From 6 months, breast milk may no longer be enough to meet the nutritional needs of the infant and the complementary foods added to a child’s diet between six months and two years should supplement the baby’s breast milk-based diet. The complementary foods that are given from 6 months up until 2 years of age should provide energy and essential nutrients required for growth and development. Complementary foods should be given in amounts, frequency, and consistency using a variety of foods to cover the nutritional needs of the growing child while maintaining breastfeeding. This is a critical time in a child’s development and it is important that the child receives a diverse diet of nutrient-rich food prepared in a clean space, in addition to breast milk to prevent the onset of malnutrition. A diet comprising at least four food groups a day is associated with improved growth in young children.
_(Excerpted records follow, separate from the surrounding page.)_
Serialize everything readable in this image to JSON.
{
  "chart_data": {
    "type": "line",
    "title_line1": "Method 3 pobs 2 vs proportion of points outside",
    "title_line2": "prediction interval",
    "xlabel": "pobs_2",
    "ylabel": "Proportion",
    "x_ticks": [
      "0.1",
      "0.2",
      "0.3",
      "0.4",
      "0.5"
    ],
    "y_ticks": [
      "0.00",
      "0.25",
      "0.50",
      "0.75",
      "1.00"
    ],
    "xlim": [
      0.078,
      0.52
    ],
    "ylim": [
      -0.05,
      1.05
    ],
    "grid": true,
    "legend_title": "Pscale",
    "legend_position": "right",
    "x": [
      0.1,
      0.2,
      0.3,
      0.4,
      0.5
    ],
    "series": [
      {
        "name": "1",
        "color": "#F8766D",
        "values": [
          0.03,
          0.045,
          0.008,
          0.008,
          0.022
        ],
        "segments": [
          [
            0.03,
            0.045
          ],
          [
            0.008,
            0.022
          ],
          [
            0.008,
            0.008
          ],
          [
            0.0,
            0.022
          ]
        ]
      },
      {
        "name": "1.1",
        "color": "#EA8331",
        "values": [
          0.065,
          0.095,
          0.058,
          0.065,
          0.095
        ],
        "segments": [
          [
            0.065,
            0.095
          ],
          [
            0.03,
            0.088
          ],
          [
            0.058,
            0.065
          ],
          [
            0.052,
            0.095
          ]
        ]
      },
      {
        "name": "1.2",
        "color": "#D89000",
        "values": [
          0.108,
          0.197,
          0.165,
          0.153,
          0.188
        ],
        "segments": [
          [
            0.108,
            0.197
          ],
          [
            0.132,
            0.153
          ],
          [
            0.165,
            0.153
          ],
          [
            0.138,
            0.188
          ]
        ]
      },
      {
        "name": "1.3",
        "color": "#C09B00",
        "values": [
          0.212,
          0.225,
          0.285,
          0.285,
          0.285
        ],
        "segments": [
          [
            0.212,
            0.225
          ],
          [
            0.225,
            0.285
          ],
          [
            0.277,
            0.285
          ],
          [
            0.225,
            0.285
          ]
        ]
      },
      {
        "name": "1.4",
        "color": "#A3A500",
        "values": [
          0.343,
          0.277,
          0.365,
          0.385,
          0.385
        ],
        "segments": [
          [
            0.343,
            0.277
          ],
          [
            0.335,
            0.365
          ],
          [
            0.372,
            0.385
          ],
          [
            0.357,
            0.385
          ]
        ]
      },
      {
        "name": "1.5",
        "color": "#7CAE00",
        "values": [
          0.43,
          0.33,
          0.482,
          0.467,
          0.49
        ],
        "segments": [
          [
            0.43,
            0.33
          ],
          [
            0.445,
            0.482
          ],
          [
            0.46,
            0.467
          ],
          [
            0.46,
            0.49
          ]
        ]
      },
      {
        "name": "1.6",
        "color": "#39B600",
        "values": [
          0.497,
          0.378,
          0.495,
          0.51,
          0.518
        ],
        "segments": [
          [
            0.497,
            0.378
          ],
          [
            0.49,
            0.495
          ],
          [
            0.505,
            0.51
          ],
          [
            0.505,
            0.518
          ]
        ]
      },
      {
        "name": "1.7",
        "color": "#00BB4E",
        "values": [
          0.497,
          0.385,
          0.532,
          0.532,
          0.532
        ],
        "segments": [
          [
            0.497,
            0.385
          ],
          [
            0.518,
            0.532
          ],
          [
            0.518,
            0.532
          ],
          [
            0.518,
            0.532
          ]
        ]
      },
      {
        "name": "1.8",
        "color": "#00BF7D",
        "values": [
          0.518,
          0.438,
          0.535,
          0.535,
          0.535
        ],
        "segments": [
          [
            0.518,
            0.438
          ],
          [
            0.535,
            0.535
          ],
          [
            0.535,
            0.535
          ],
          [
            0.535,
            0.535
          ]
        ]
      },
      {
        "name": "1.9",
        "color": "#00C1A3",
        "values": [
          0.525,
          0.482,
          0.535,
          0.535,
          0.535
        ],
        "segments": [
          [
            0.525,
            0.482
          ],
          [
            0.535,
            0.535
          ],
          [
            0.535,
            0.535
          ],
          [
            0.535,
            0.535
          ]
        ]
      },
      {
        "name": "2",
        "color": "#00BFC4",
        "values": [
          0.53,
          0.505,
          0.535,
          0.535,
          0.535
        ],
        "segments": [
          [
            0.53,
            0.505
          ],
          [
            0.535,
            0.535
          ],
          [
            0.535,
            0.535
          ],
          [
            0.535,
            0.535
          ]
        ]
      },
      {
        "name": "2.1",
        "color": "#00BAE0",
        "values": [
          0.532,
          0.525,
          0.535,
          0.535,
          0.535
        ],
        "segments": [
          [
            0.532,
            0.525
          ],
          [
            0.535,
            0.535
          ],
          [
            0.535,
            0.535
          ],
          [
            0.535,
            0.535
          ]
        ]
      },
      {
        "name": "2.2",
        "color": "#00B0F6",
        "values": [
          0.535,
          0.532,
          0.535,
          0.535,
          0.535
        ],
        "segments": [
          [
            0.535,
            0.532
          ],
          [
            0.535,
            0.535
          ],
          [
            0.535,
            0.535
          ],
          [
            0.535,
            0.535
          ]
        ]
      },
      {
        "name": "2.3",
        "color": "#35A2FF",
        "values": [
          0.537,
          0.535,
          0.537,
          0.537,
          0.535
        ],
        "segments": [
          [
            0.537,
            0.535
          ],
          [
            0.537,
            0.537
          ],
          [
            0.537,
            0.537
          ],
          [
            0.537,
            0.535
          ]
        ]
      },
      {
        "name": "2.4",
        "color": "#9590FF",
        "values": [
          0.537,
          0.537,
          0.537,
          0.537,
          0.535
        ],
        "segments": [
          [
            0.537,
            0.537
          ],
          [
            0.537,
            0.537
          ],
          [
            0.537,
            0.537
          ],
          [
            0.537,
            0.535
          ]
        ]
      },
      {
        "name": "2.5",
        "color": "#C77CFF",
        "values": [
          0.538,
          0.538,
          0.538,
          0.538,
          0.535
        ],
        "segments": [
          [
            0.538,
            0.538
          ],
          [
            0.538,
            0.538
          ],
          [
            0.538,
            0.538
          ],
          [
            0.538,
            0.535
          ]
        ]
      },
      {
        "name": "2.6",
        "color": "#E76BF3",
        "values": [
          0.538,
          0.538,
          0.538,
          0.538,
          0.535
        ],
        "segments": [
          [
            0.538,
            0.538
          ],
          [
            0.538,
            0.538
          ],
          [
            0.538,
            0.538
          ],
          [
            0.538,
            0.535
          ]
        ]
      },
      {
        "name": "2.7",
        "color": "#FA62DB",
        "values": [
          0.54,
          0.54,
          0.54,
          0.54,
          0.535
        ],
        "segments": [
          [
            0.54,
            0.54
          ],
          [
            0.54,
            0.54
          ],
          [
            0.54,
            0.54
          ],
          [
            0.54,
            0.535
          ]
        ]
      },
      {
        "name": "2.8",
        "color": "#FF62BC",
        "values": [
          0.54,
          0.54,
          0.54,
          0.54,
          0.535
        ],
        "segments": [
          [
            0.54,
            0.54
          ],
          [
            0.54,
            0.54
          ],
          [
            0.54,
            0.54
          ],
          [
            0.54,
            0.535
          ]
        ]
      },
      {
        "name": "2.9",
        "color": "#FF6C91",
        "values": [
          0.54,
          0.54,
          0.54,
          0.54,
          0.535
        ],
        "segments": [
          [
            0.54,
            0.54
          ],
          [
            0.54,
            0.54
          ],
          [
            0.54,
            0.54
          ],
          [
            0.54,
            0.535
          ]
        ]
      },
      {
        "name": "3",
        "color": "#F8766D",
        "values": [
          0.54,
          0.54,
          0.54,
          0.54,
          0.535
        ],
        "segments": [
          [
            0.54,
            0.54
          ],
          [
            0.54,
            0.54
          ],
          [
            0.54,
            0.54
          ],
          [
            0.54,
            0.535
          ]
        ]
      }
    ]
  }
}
The benefits of exclusive breastfeeding cannot be overemphasized. Breastfeeding is about more than simply providing a child food; it helps ensure a child develops to full potential as an adult. Breastfeeding is central in giving children the right start to life during the 1,000-day window from a mother’s pregnancy to her child’s second birthday and remains pivotal in ensuring the good health of mothers and children. As a result, mothers and other caregivers require active support for establishing and sustaining appropriate breastfeeding practices. In addition, stricter regulations in the marketing of breastmilk substitutes is required to ensure that mothers are not misled into considering breastmilk substitutes as an alternative that can be used in place of breastmilk, before a baby reaches 6 months. Furthermore, the risk of illnesses like diarrhea is reduced where there is no reliable access to clean water. The cost-effectiveness of breastfeeding is also an additional bonus. It is estimated that for every $1 invested in breastfeeding, there is a $35 economic return, a clear economic win for families in lower income countries.
Finding innovative ways to encourage breastfeeding is one important step that Nigeria can take to build the foundation for a healthy and prosperous future. The Nigerian government, social institutions and the family unit must do more to help every child realise the life-saving benefits of breastfeeding. Religious, social and community influencers should be involved in supporting the early initiation of breastfeeding and exclusive breastfeeding for six months. Husbands, mothers-in-law, TBAs and Community Health Workers are also key influencers in sending the message of breastfeeding, thereby influencing and enabling better breastfeeding behaviours. Workplaces must also provide support with more flexible working options, ante-natal and post-natal care to continue support and encourage breastfeeding women. In addition, there is the need to ensure that health professionals are adequately trained to effectively communicate to women how to breastfeed and encourage continued exclusive breastfeeding up to the child’s sixth month.
The Nigerian mother benefits. The Nigerian child benefits. Our entire country benefits when our children are healthy and strong. When breastfeeding is encouraged and supported, all of us… win.